A taste of the Raj in Marylebone

Colony Bar & Grill
7-9 Paddington Street, W1U 5QU,
tel: 020 7935 3353
FOOD ****
Cost per person without wine: £50

Anyone who has eaten at Benares will have a soft spot for its executive chef and owner, Atul Kochhar, who makes brilliant, inventive Indian food that made it the first Indian restaurant to win a Michelin star.

You might, though, look forward to Kochhar’s new baby, Colony Bar and Grill, which he co-owns with “the best host in town” Carlo Spetale, formerly owner of First Restaurant Group (The Ebury in Pimlico, the Waterway in Maida Vale). Colony is a completely different beast to Benares, and it is with a melancholic air that Spetale tells me that despite all intentions and efforts, Colony is being described as an “Indian restaurant”. Foodwise, I can see where people get the idea. Decor-wise, not.

On first glance it is chicly neutral with a dash of funky, and doesn’t look anything like either Benares or a curry house. The bar has great vintage-lite style furniture, big glassy windows looking out on Paddington St, and some palm plants. Look closer and you see art and sculpture reminiscent of southeast Asia – add to this the palms, the colours (beiges, brows, yellows), and the contours of the furniture, and you may start to make out the colonial element.
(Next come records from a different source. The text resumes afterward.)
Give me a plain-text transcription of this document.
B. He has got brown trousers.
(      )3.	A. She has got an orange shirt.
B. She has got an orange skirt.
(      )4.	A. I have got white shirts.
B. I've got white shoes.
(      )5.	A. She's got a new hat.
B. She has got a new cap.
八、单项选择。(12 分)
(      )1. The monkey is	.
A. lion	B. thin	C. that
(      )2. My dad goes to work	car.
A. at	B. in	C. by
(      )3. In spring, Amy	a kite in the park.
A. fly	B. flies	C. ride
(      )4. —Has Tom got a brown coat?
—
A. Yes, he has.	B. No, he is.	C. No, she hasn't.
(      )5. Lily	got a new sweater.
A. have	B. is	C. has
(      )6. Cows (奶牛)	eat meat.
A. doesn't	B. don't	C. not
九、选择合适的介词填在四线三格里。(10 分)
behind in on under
“We wanted to evoke the Raj,” says Spetale. He is talking about the clubs throughout the British colonies in Asia, with their elegance and breeziness, their men and women in linens and jewels, smoking, the heat hanging in the air. The bar achieves an elegance akin to such a setting, though I certainly wouldn’t be able to say for sure, being somewhat unfamiliar with the institutions of the Raj. The political implications of all this may be dubious, of course – but nobody seems to mind, least of all northern Indian-born Kochhar, so I’m not going to get hung up on it either.

Besides, I’m hungry. In the bar, there is colonial Asian “street” food, which Kochhar and Spetale are very excited about. Dishes such as calamari with chilli, garlic and yuzu dip, and chicken livers with chilli, cumin and ginger in puff pastry sound a treat (especially when taken with a “cool beer” as the menu advises).
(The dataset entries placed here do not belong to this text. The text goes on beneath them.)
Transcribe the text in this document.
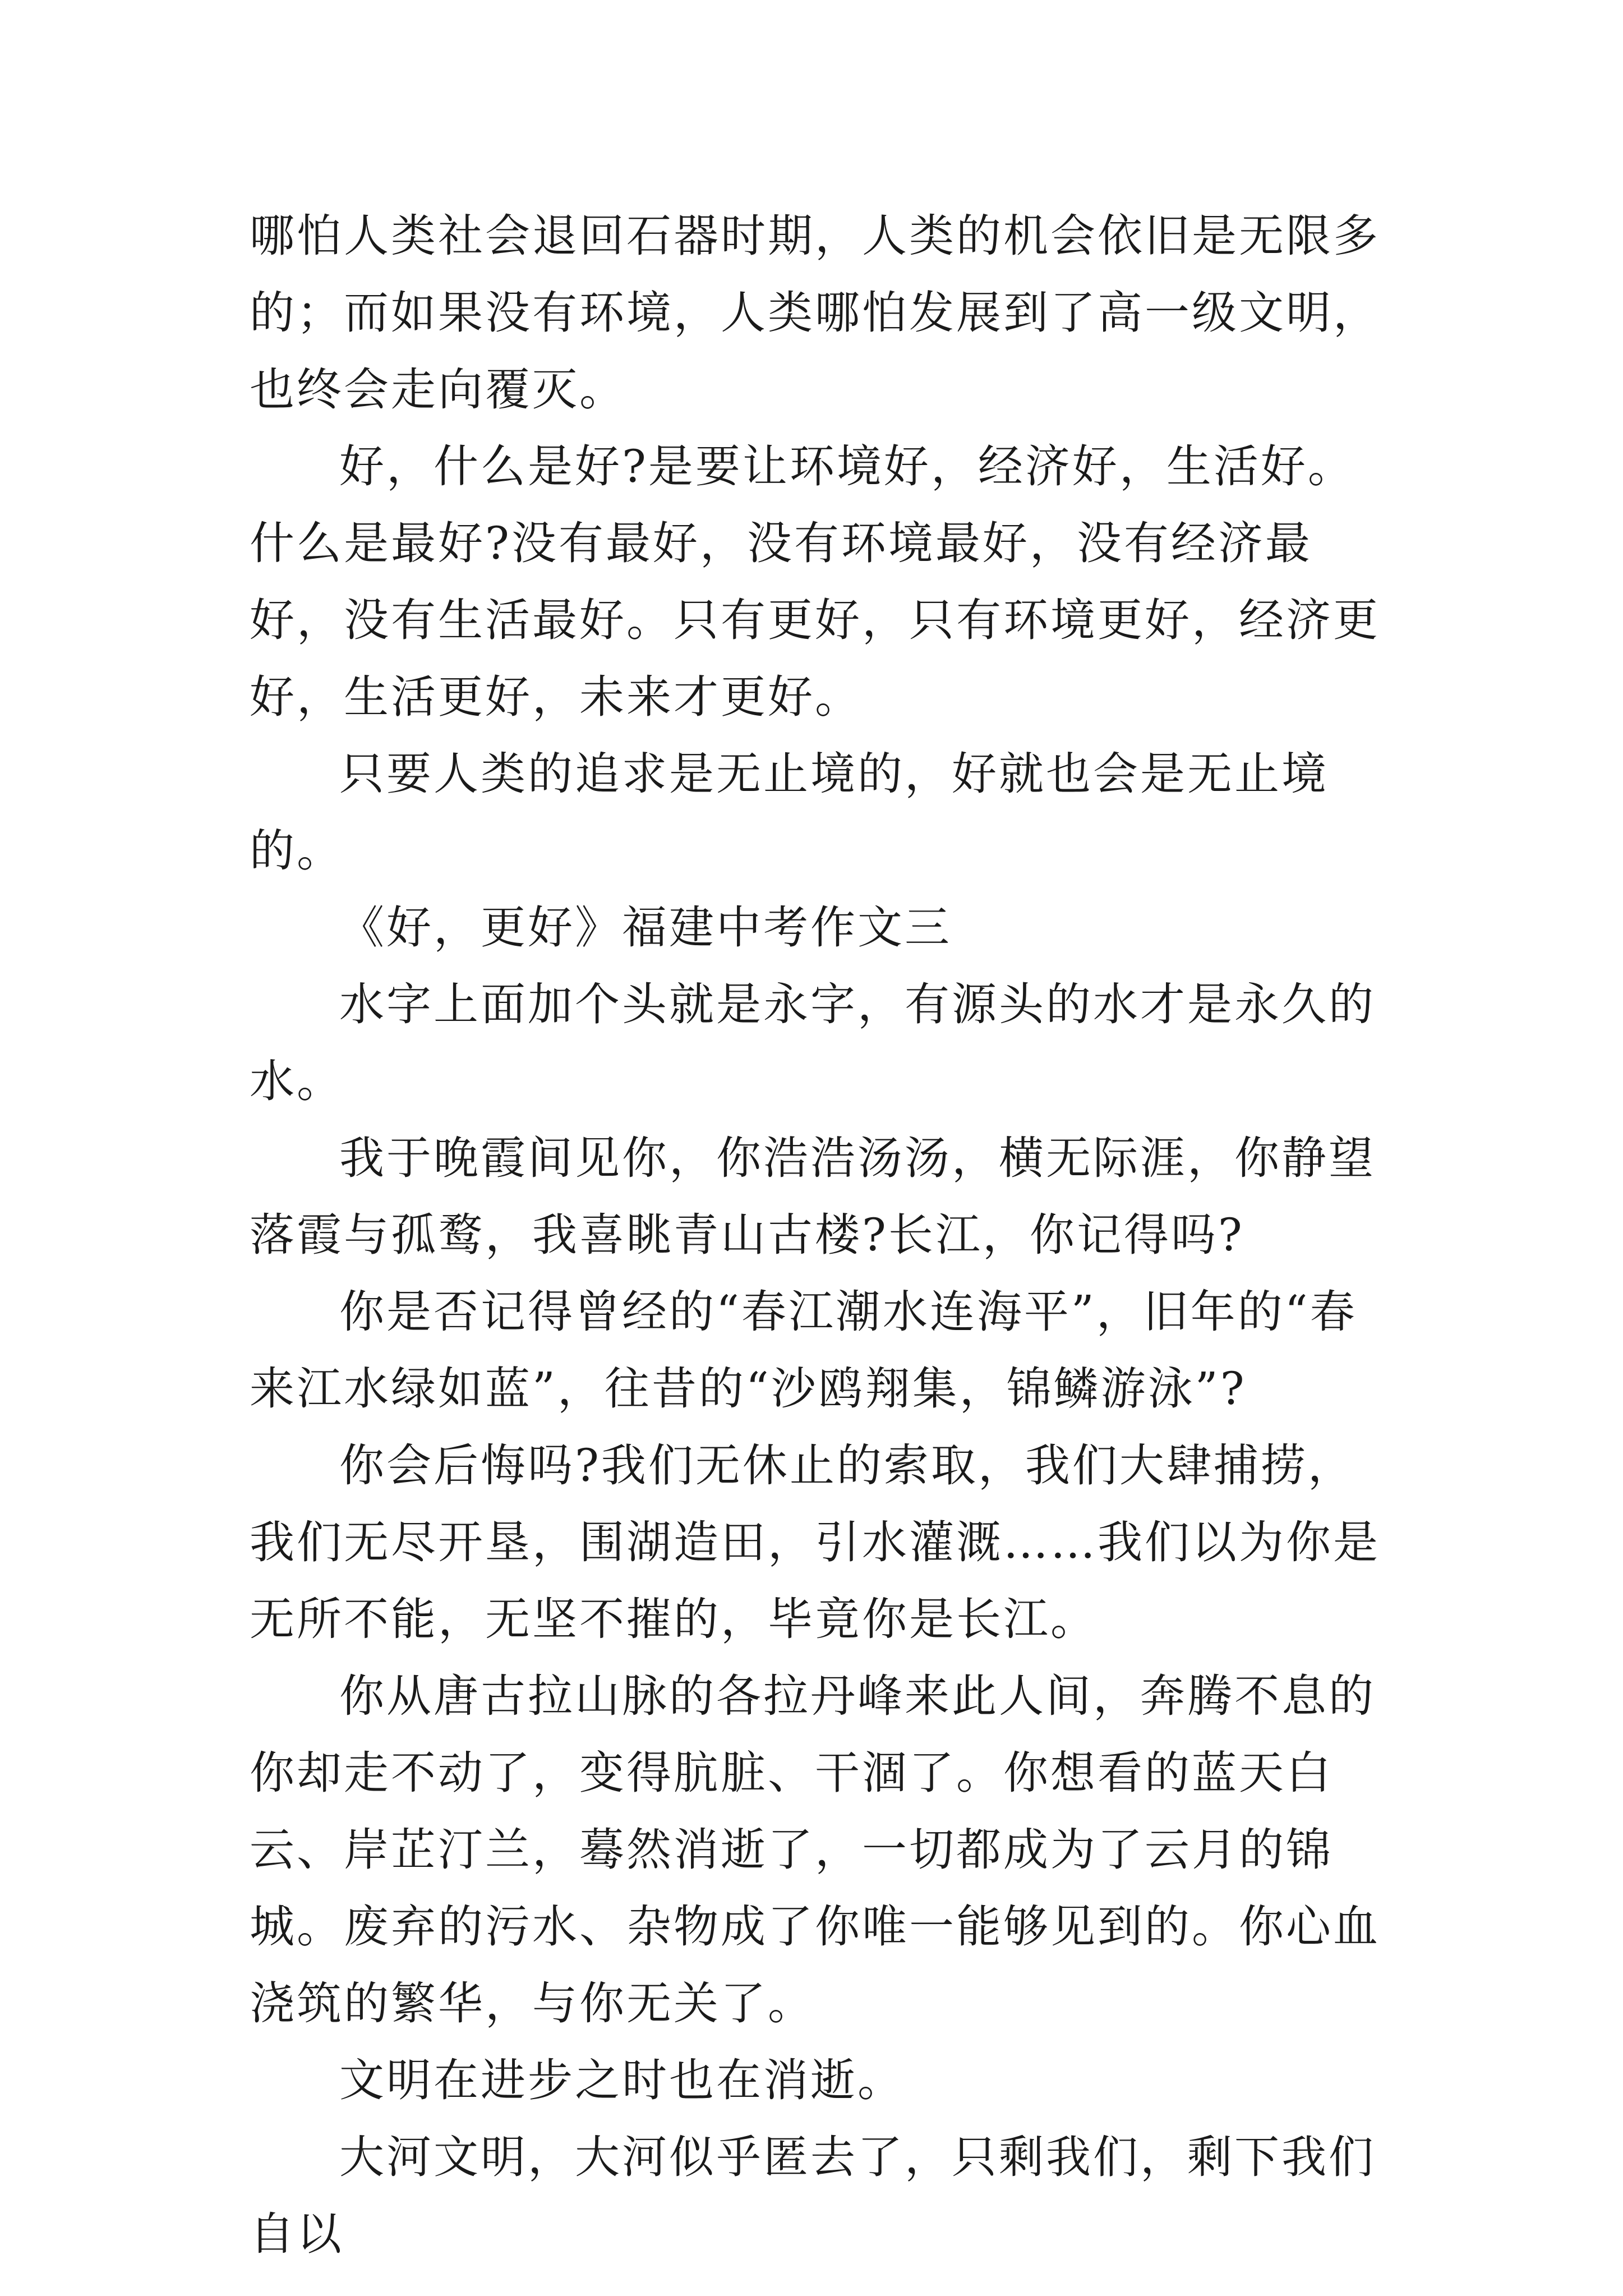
哪怕人类社会退回石器时期，人类的机会依旧是无限多的；而如果没有环境，人类哪怕发展到了高一级文明，也终会走向覆灭。

好，什么是好?是要让环境好，经济好，生活好。什么是最好?没有最好，没有环境最好，没有经济最好，没有生活最好。只有更好，只有环境更好，经济更好，生活更好，未来才更好。

只要人类的追求是无止境的，好就也会是无止境的。

《好，更好》福建中考作文三

水字上面加个头就是永字，有源头的水才是永久的水。

我于晚霞间见你，你浩浩汤汤，横无际涯，你静望落霞与孤鹜，我喜眺青山古楼?长江，你记得吗?

你是否记得曾经的“春江潮水连海平”，旧年的“春来江水绿如蓝”，往昔的“沙鸥翔集，锦鳞游泳”?

你会后悔吗?我们无休止的索取，我们大肆捕捞，我们无尽开垦，围湖造田，引水灌溉……我们以为你是无所不能，无坚不摧的，毕竟你是长江。

你从唐古拉山脉的各拉丹峰来此人间，奔腾不息的你却走不动了，变得肮脏、干涸了。你想看的蓝天白云、岸芷汀兰，蓦然消逝了，一切都成为了云月的锦城。废弃的污水、杂物成了你唯一能够见到的。你心血浇筑的繁华，与你无关了。

文明在进步之时也在消逝。

大河文明，大河似乎匿去了，只剩我们，剩下我们自以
But we’re here for proper dinner, and are led through to a dining room that is far less exciting a space than the bar. It’s dark, it says “fine dining”, with muted colours, the odd painting and understated, comfortable modern furniture. The room is a gloomy rectangle, and one rather wishes one were still in the spacious Raj-style chairs looking out the windows to the street. My poor guest had a view of the wall and an abstract painting.

But enough grumbling. The food arrived in a fast-paced parade of intense flavours, textures, styles and ingredients. The idea is sharing plates, and four to six dishes are suggested for two people. Yet we found we over-ordered. There was tandoor-glazed monkfish with crab vermicelli – a decadent dish whose charcoally fish was refreshed by the creamy crab. Falling off the bone in almost ridiculously melting strips were both mutton confit shoulder with caramelized onions and tomato, and roast fillet and cheek of veal, that had been slowly braised in its juices along with garlic, red chillies and white wine vinegar. There were coriander crisps in there somewhere but we had no time to find them, for we had lightly burnt nan bread to dip into the copious, brilliantly aromatic red fenugreek and honey-flavoured sauce that came with a chicken tikka.
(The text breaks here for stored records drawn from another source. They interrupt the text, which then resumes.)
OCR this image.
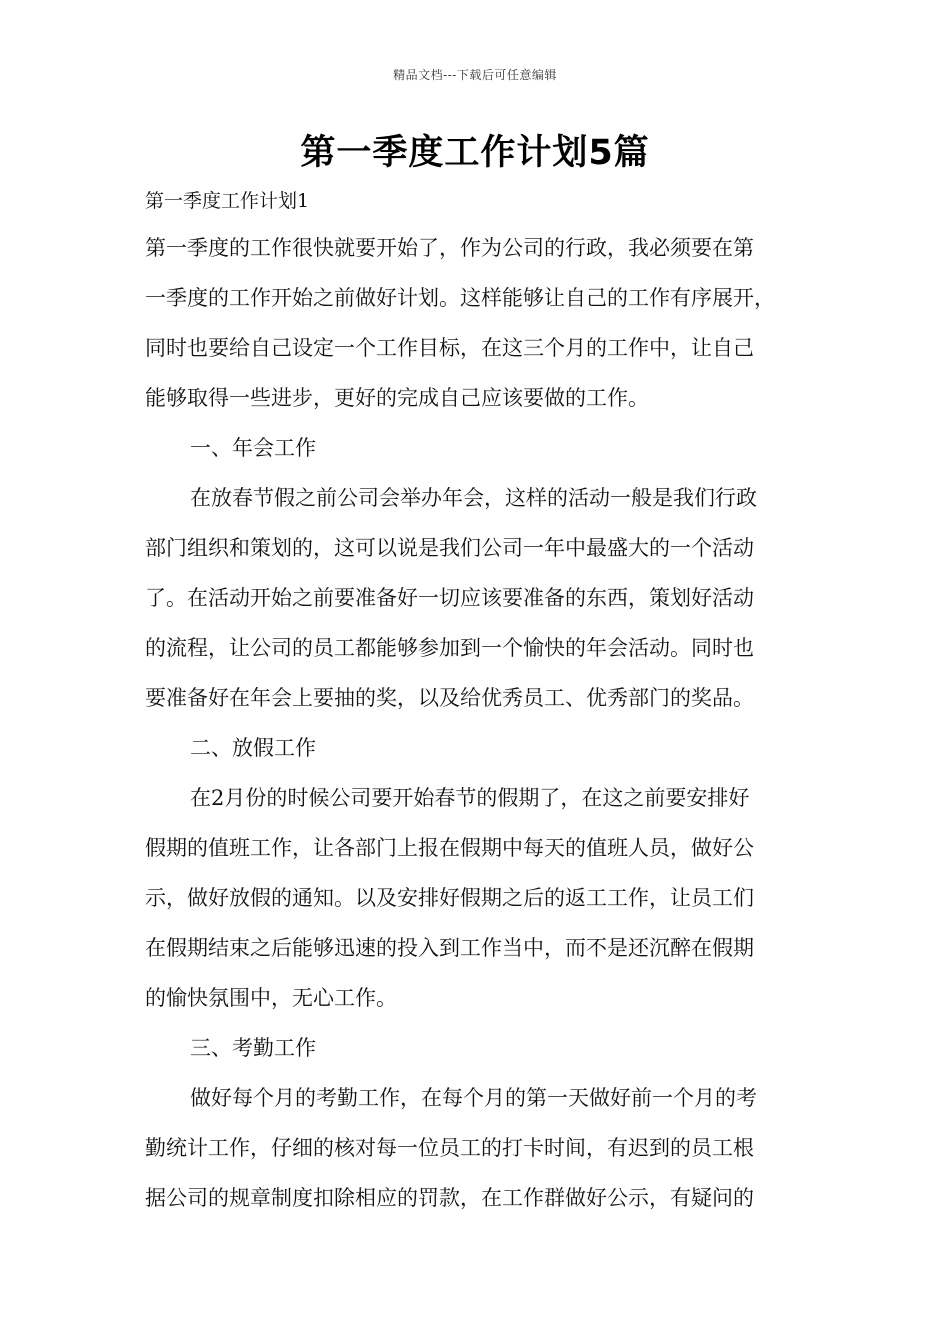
精品文档---下载后可任意编辑
第一季度工作计划5篇
第一季度工作计划1
第一季度的工作很快就要开始了，作为公司的行政，我必须要在第
一季度的工作开始之前做好计划。这样能够让自己的工作有序展开，
同时也要给自己设定一个工作目标，在这三个月的工作中，让自己
能够取得一些进步，更好的完成自己应该要做的工作。
一、年会工作
在放春节假之前公司会举办年会，这样的活动一般是我们行政
部门组织和策划的，这可以说是我们公司一年中最盛大的一个活动
了。在活动开始之前要准备好一切应该要准备的东西，策划好活动
的流程，让公司的员工都能够参加到一个愉快的年会活动。同时也
要准备好在年会上要抽的奖，以及给优秀员工、优秀部门的奖品。
二、放假工作
在2月份的时候公司要开始春节的假期了，在这之前要安排好
假期的值班工作，让各部门上报在假期中每天的值班人员，做好公
示，做好放假的通知。以及安排好假期之后的返工工作，让员工们
在假期结束之后能够迅速的投入到工作当中，而不是还沉醉在假期
的愉快氛围中，无心工作。
三、考勤工作
做好每个月的考勤工作，在每个月的第一天做好前一个月的考
勤统计工作，仔细的核对每一位员工的打卡时间，有迟到的员工根
据公司的规章制度扣除相应的罚款，在工作群做好公示，有疑问的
There was also a pan-fried sea bass with ginger-infused coconut stew and garlic mash about which I remember nothing but that I enjoyed it. This memory loss is due to the overwhelming composition of the dishes. Each is a full party in itself, and there is so much going on within each plate and across the board too that your tongue and brain get quite confused, and you cease to process and appreciate what you’re eating to the degree that it deserves.

For all that, desserts were plainly heaven: crisp sesame tuille filled with home-made mango yogurt, mix berry coulis and yoghurt sorbet was a staggering blast of sweet fruity cream and crunch, while the home-made kulfi (a type of grainy Indian milk ice cream) “from the sub-continent” took on a divine form in the flavours of lychee, mango and pistachio.

I’d always rather have an overenthusiastic menu that is so excited with its many ideas and flavours that it confuses you a bit. Because at Colony, every bite, whatever it contains, and whatever you remember, is delightful.

Service is very smiley, very assured, and very good – we received good wine advice and were waited on like we were the only ones there. If Colony is anything to go by, the days of the Raj had much to recommend them.

Atul Kochhar’s new project is a bar and restaurant inspired by the clubs of the British Raj. The slinky, elegant bar serves great cocktails and posh Asian street food: move into the dining room for top notch, if slightly overwrought Indian-inspired food.